This is an automated email from the ASF dual-hosted git repository.
kou pushed a commit to branch master
in repository https://gitbox.apache.org/repos/asf/arrow.git
The following commit(s) were added to refs/heads/master by this push:
new b413ac4f2b GH-32613: [C++] Simplify IPC writer for dense unions
(#33822)
b413ac4f2b is described below
commit b413ac4f2b6911af5e8241803277caccc43aa3c4
Author: rtadepalli <[email protected]>
AuthorDate: Thu Feb 2 01:25:41 2023 -0500
GH-32613: [C++] Simplify IPC writer for dense unions (#33822)

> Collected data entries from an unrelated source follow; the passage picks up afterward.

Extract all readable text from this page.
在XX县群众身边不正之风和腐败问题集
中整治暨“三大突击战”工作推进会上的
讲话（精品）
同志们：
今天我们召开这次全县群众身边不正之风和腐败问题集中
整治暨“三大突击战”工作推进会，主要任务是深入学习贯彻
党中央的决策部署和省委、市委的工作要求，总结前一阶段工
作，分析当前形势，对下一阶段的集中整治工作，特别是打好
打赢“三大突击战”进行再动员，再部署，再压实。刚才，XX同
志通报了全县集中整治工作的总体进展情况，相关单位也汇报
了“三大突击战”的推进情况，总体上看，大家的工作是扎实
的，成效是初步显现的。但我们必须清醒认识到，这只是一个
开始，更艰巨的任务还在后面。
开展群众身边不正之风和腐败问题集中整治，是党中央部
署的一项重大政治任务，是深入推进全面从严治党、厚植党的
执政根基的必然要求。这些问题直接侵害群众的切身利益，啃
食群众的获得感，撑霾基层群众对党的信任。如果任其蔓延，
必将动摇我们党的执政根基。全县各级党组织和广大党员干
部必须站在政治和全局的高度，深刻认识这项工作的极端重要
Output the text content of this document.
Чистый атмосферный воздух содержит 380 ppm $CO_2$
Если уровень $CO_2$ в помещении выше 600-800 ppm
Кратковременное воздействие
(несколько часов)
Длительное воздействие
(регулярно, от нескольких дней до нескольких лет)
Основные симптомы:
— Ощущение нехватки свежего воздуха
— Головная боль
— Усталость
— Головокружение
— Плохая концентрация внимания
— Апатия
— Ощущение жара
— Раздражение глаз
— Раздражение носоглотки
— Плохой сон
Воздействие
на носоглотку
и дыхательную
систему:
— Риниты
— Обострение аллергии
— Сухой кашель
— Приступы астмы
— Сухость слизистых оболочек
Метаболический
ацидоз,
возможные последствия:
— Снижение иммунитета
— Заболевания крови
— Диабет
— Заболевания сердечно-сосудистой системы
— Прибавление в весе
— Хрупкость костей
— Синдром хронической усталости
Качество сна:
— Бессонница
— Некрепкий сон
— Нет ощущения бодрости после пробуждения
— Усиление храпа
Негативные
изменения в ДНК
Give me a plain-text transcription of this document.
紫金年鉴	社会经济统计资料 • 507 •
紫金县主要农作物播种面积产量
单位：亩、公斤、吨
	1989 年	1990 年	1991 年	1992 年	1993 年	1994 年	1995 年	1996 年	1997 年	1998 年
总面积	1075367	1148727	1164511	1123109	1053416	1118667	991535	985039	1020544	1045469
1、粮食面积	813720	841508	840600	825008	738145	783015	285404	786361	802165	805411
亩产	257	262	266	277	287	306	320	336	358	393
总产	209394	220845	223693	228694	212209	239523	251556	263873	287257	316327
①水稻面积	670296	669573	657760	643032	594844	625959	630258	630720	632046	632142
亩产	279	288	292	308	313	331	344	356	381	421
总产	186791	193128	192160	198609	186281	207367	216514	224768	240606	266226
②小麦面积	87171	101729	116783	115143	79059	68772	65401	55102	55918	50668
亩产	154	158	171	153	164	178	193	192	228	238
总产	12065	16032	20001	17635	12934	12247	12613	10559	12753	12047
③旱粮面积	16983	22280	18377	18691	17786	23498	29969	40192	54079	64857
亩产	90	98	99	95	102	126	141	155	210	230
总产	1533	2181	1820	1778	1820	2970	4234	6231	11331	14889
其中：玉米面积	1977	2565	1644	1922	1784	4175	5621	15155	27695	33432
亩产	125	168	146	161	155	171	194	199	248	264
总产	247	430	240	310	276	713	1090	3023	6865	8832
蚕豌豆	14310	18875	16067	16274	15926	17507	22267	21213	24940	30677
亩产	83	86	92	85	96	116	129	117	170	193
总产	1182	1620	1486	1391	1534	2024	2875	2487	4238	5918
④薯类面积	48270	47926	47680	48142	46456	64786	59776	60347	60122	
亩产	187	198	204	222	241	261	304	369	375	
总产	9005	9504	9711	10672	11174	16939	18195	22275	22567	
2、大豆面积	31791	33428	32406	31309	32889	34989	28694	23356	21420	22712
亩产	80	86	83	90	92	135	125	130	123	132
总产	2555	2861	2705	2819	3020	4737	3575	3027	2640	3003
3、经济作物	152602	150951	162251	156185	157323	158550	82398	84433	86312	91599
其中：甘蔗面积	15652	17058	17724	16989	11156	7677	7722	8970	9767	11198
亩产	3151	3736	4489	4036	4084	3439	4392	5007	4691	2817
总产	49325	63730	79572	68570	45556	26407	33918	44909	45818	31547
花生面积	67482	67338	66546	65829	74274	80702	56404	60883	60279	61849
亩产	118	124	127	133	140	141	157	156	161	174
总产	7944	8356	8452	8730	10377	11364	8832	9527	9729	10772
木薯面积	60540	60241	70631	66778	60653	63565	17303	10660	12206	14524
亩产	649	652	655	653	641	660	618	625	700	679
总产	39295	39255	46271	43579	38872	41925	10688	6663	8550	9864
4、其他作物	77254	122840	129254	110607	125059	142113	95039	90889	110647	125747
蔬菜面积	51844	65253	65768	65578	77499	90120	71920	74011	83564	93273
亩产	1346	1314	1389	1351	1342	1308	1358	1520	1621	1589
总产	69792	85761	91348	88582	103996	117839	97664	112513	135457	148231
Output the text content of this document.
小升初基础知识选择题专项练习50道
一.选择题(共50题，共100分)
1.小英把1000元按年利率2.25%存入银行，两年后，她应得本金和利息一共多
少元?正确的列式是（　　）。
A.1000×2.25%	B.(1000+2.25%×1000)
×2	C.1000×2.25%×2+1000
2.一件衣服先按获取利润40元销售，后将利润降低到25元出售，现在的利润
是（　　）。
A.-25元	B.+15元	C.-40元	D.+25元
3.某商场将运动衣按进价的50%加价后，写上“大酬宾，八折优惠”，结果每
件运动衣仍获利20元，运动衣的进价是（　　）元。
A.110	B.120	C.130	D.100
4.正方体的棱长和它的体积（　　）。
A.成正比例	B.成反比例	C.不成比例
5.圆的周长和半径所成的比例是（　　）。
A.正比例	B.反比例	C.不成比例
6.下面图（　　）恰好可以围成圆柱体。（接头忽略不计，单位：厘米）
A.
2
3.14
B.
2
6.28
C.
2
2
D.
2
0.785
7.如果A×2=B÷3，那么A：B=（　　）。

JIRA: https://issues.apache.org/jira/browse/ARROW-17339
Closes: https://github.com/apache/arrow/issues/32613
### Rationale for this change
Dense union offsets are always non-strictly monotonic for any given child
as mandated by the spec, The C++ implementation still assumes that the offsets
may be in any order. This can be improved.
### What changes are included in this PR?
Just a change to eliminate looping over the size of a `DenseUnionArray`
twice.
### Are these changes tested?
I am not functionally changing anything. All changes respect the spec, and
behavior should be 1:1 with the existing implementation. I believe existing
tests should suffice.
### Are there any user-facing changes?
There are no user facing changes for this.
* Closes: #32613
Lead-authored-by: Ramasai Tadepalli <[email protected]>
Co-authored-by: Ramasai <[email protected]>
Signed-off-by: Sutou Kouhei <[email protected]>
---
cpp/src/arrow/ipc/writer.cc | 24 ++++++++++--------------
1 file changed, 10 insertions(+), 14 deletions(-)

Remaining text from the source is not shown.